Una diferencia de 500 metros cuadrados
La Secretaría de Desarrollo Agrario, Territorial y Urbano (Sedatu) defiende que además las negociaciones se dilataron porque “existía una diferencia entre la superficie que hay en la escritura [del terreno] y la que obrara en el catastro del municipio de Nextlalpan”. La incongruencia, según afirma un vocero de la Secretaría, era de 500 metros cuadrados. El proceso para regularizar e inscribir “debidamente” el terreno llevó ocho meses. La familia finalmente pagó el trámite y el impuesto correspondiente, pero hasta el 10 de febrero de este año no se liberó para que se pueda adjudicar a los herederos —un proceso que no ha acabado— y, entonces, venderlo la Secretaría de la Defensa.
La Sedatu asegura que se había “priorizado” la compra de la propiedad, pero por “los importantes retrasos” ya no fue posible. Ahora el Estado impulsa una expropiación “concertada y acordada”, según afirma la secretaría, por la que aseguran que se entregará una indemnización equivalente al precio negociado con los propietarios antes de la muerte de Arturo. Los hijos del hombre, sin embargo, niegan ese acuerdo y aseveran que todavía no han recibido una notificación de la expropiación.

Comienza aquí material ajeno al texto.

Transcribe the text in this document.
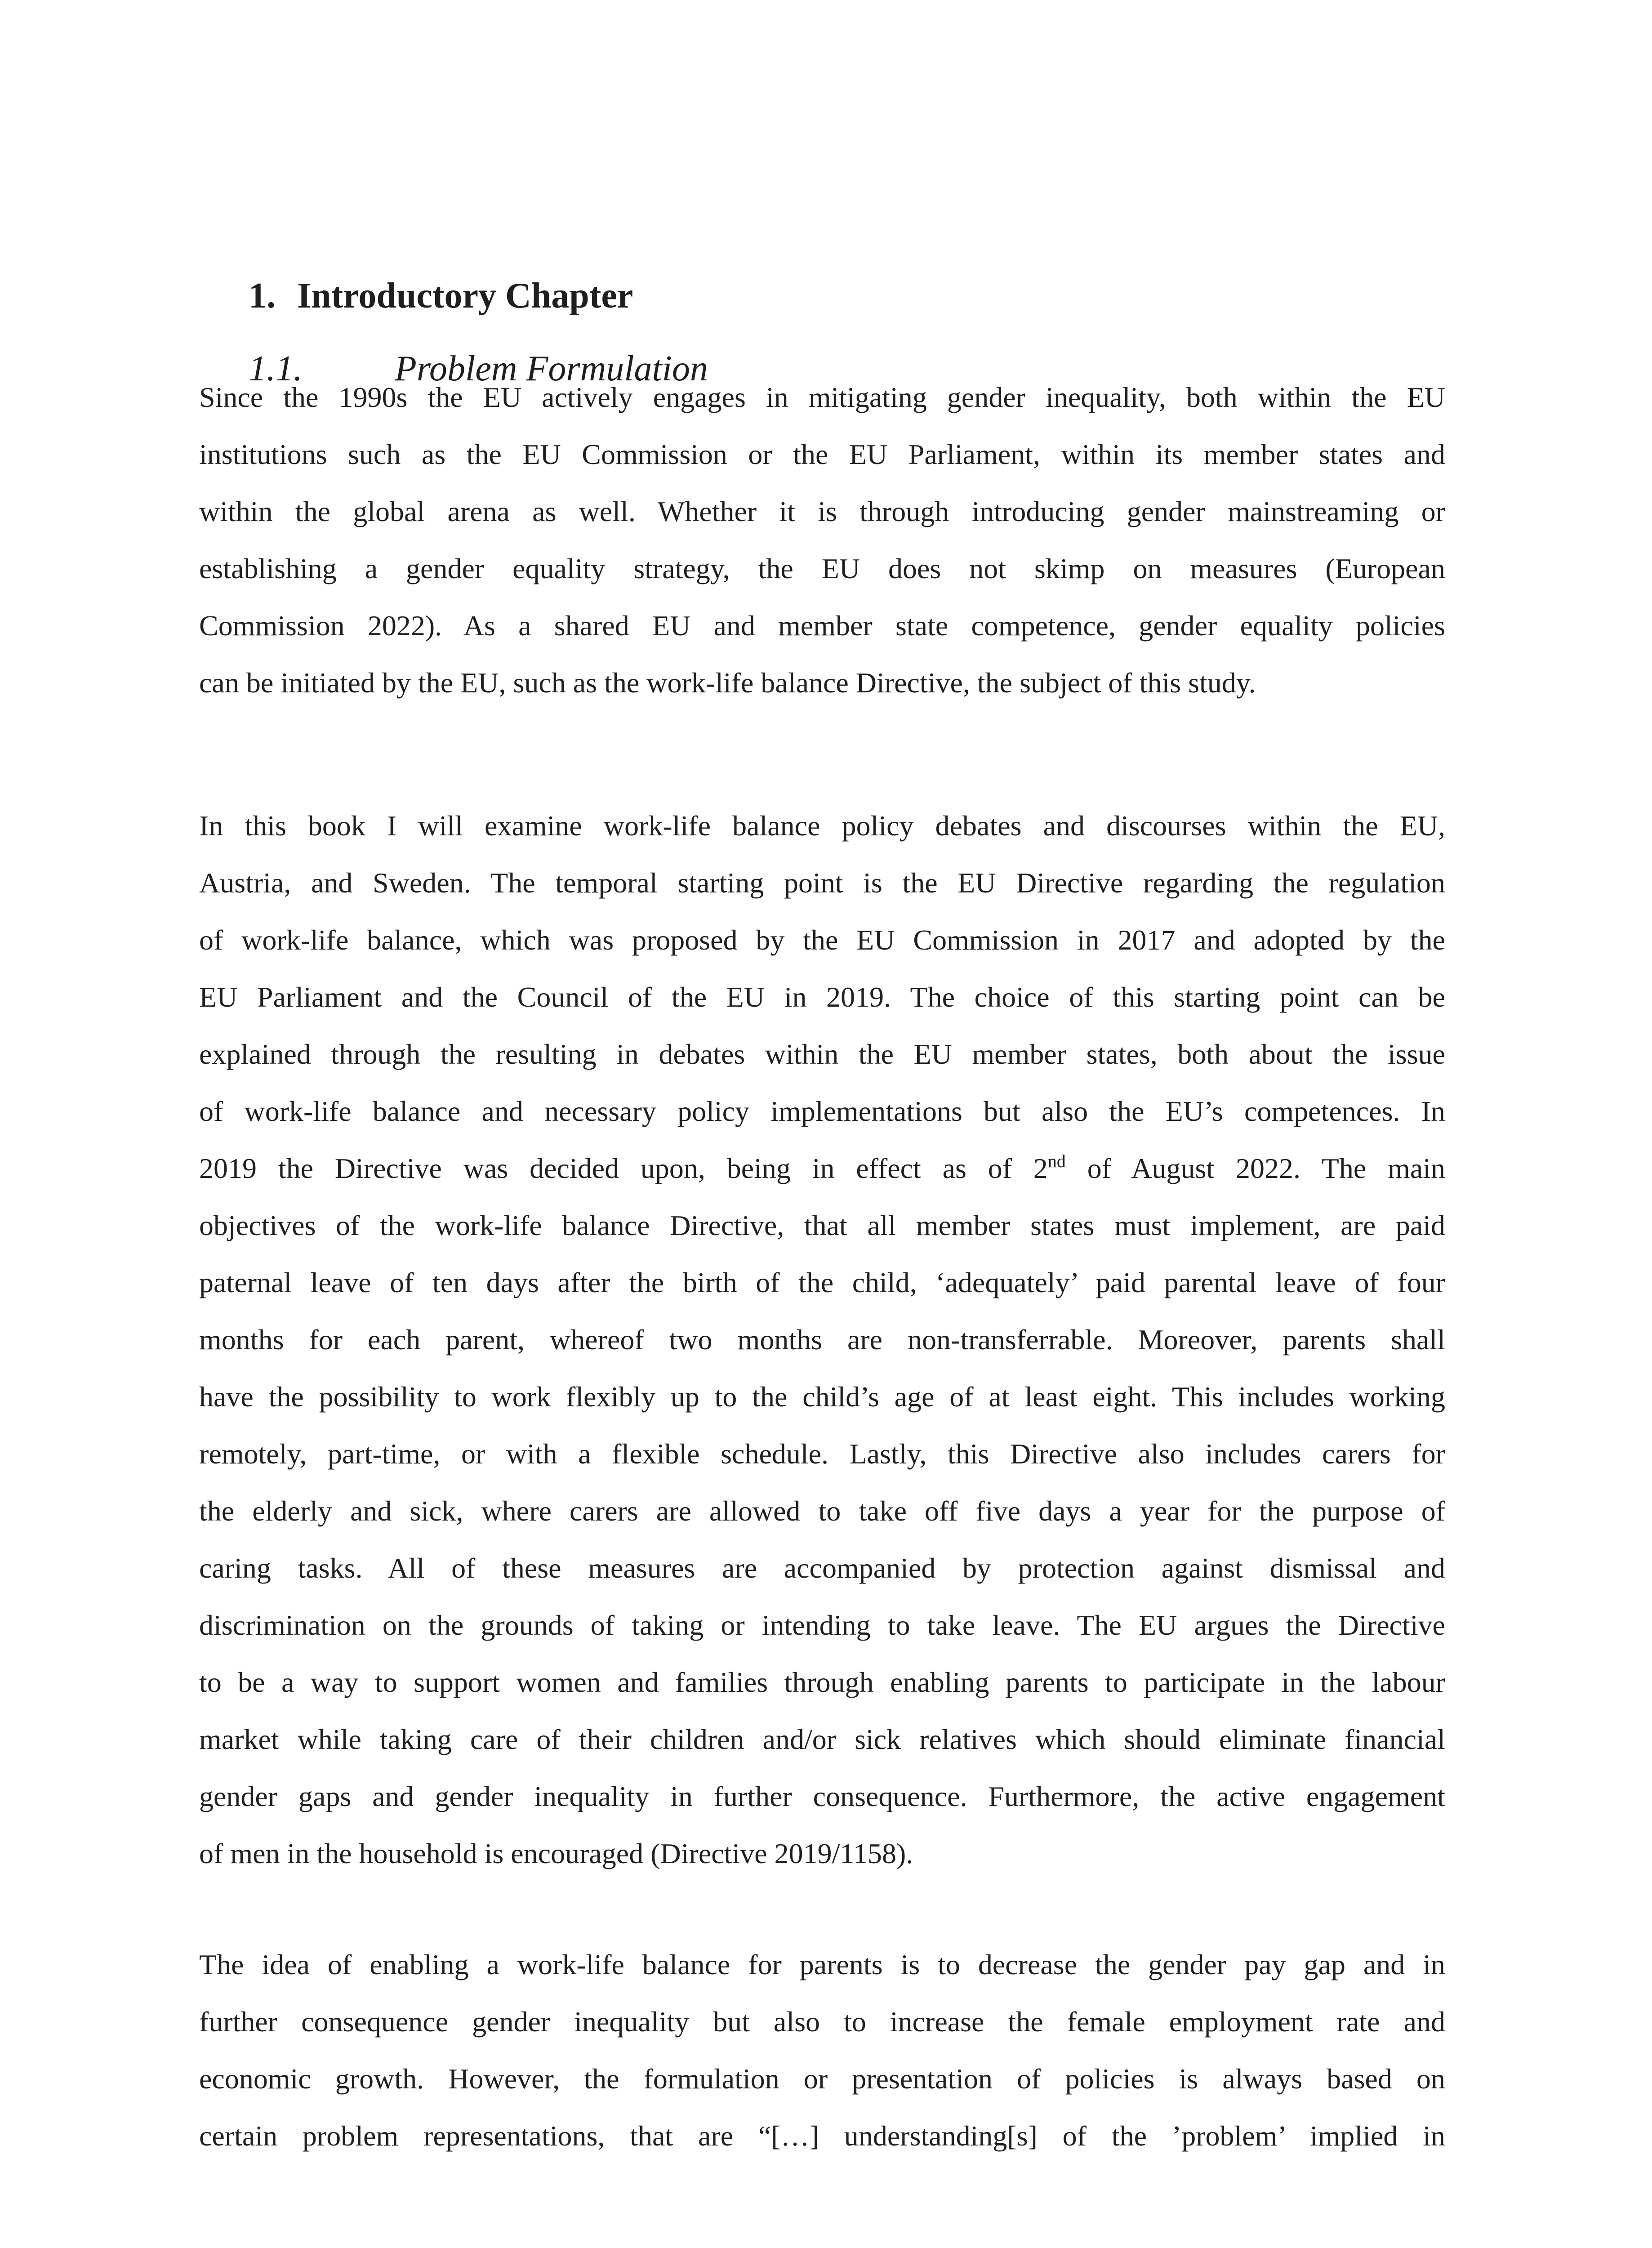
1. Introductory Chapter
1.1.	Problem Formulation
Since the 1990s the EU actively engages in mitigating gender inequality, both within the EU
institutions such as the EU Commission or the EU Parliament, within its member states and
within the global arena as well. Whether it is through introducing gender mainstreaming or
establishing a gender equality strategy, the EU does not skimp on measures (European
Commission 2022). As a shared EU and member state competence, gender equality policies
can be initiated by the EU, such as the work-life balance Directive, the subject of this study.
In this book I will examine work-life balance policy debates and discourses within the EU,
Austria, and Sweden. The temporal starting point is the EU Directive regarding the regulation
of work-life balance, which was proposed by the EU Commission in 2017 and adopted by the
EU Parliament and the Council of the EU in 2019. The choice of this starting point can be
explained through the resulting in debates within the EU member states, both about the issue
of work-life balance and necessary policy implementations but also the EU’s competences. In
2019 the Directive was decided upon, being in effect as of 2nd of August 2022. The main
objectives of the work-life balance Directive, that all member states must implement, are paid
paternal leave of ten days after the birth of the child, ‘adequately’ paid parental leave of four
months for each parent, whereof two months are non-transferrable. Moreover, parents shall
have the possibility to work flexibly up to the child’s age of at least eight. This includes working
remotely, part-time, or with a flexible schedule. Lastly, this Directive also includes carers for
the elderly and sick, where carers are allowed to take off five days a year for the purpose of
caring tasks. All of these measures are accompanied by protection against dismissal and
discrimination on the grounds of taking or intending to take leave. The EU argues the Directive
to be a way to support women and families through enabling parents to participate in the labour
market while taking care of their children and/or sick relatives which should eliminate financial
gender gaps and gender inequality in further consequence. Furthermore, the active engagement
of men in the household is encouraged (Directive 2019/1158).
The idea of enabling a work-life balance for parents is to decrease the gender pay gap and in
further consequence gender inequality but also to increase the female employment rate and
economic growth. However, the formulation or presentation of policies is always based on
certain problem representations, that are “[…] understanding[s] of the ’problem’ implied in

“Ya tienen todos los documentos, ya se entregaron, ¿y ahora nos vienen con que nos quieren expropiar?”, lamenta la esposa de Arturo, Isabel Gómez, de 71 años, sentada en la cocina de El pionero. El negocito, como lo llama ella, todavía conserva la vajilla, un altar y las guirnaldas que animaron el Día de Muertos porque la familia sigue yendo al local. Los dos hijos menores, Alejandro y Luis, de 43 y 27 años, se turnan las noches para proteger la propiedad, y el resto de la familia los acompaña durante la semana. Pero Isabel muestra su cansancio después de más de un año: “Ya que sea lo que Dios quiera. Estamos atorados aquí”.
Adentro del restaurante se escucha el ronroneo monótono de las máquinas que trabajan pegadas al terreno. Tanta demora en resolver la venta ha generado también mucho “ruido” en el pueblo, lamentan los hermanos. “Dicen que ya nos dieron 12 millones, que qué hacemos aquí si ya nos pagaron, en ciertos momentos han manejado cifras estratosféricas que nadie en la vida va a ver, y vivimos en constante zozobra de que secuestren a alguno de mis hermanos pensando que tenemos dinero”, explica la hija, Isabel.
Lo único que quieren es que su madre cobre el dinero y dejar de “estorbar”, porque la familia celebra la construcción del aeropuerto. “López Obrador dijo ‘Benditas redes sociales’, nosotros decimos ‘Bendito aeropuerto”, apunta el mayor de los hermanos, Mario Alberto, de 49 años, en referencia la gratitud que mostró el presidente con esas plataformas que le habían permitido conectar con sus electores y conquistar las urnas en 2018. Pero ellos no quieren quedarse estar en medio y frenar “el progreso”. Fueron los primeros en llegar, pero no quieren ser los últimos en irse.